A large number of new projects in Rotterdam’s Laurenskwartier and the Waterstad contribute to the current revival of the historic city of Rotterdam. A new series of buildings for living and working is added to the reconstruction architecture of the 1950’s to make the centre lively and attractive again.
“The location of Blaak 31 on one of Rotterdam’s inner city boulevards and at the corner next the Blaak metro and train station is a striking and historically significant position in the city centre where it lacked urban intimacy. The design therefore provides a lively street profile with public functions. At the same time it gives a spatial limit to the area,” says Han van den Born, partner of KCAP.
On this important site the 12-story building shows a striking form, distinctive and recognizable. The volumes are slightly rotated relative to each other and shift 2.70 meters every three floors. This form is partly determined by the distance to the Market Hall with the aim of allowing maximum light and privacy for both buildings. In addition, the underground metro line affects the massing of the building.

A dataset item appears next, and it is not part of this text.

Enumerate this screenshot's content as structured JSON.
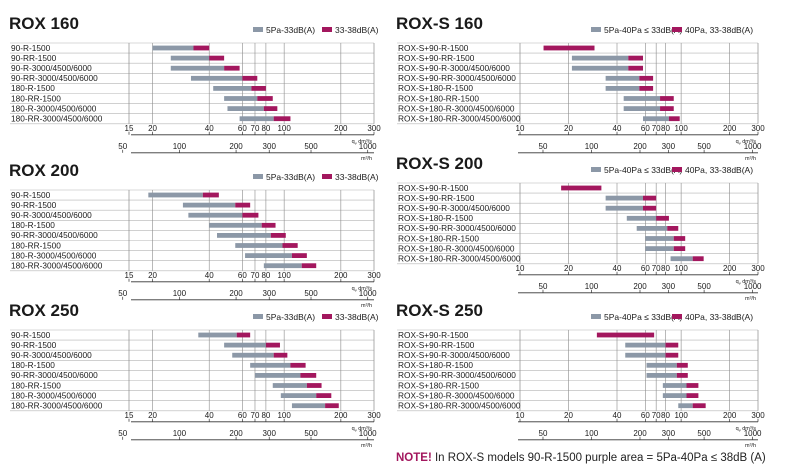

The interior has an open structure with large flexible office floors combined with atriums and waterfall stairs to enable communication, interaction and encourage an informal working atmosphere. On the ground and first floor one finds the more public type of office functions. A modern and transparent library and auditorium adjacent to the street are connected by a monumentally elegantly curved staircase to the restaurant and meeting center on the first floor.
The predominately natural materials are used in a contemporary way of design. The materialisation supports a personal, quiet and transparent working environment on the office floors. Three different types of stairs of which one is inspired on M.C. Esscher’s work connect the floors in the most optimal way.
The facade, with its horizontal lines of glass and natural stone, emphasises the shape of the building and allows good daylighting inside the offices and generous views to the street activities outside. “This openness is also perceived from the outside. Not only is the spectacular steel structure visible from the outside, but also the life and work within the building,” continues Han van den Born.
The building has been realized within the maximum available construction time of 21 months. With the use of sustainable materials and techniques the building reaches a GreenCalc+ score of over 200 points.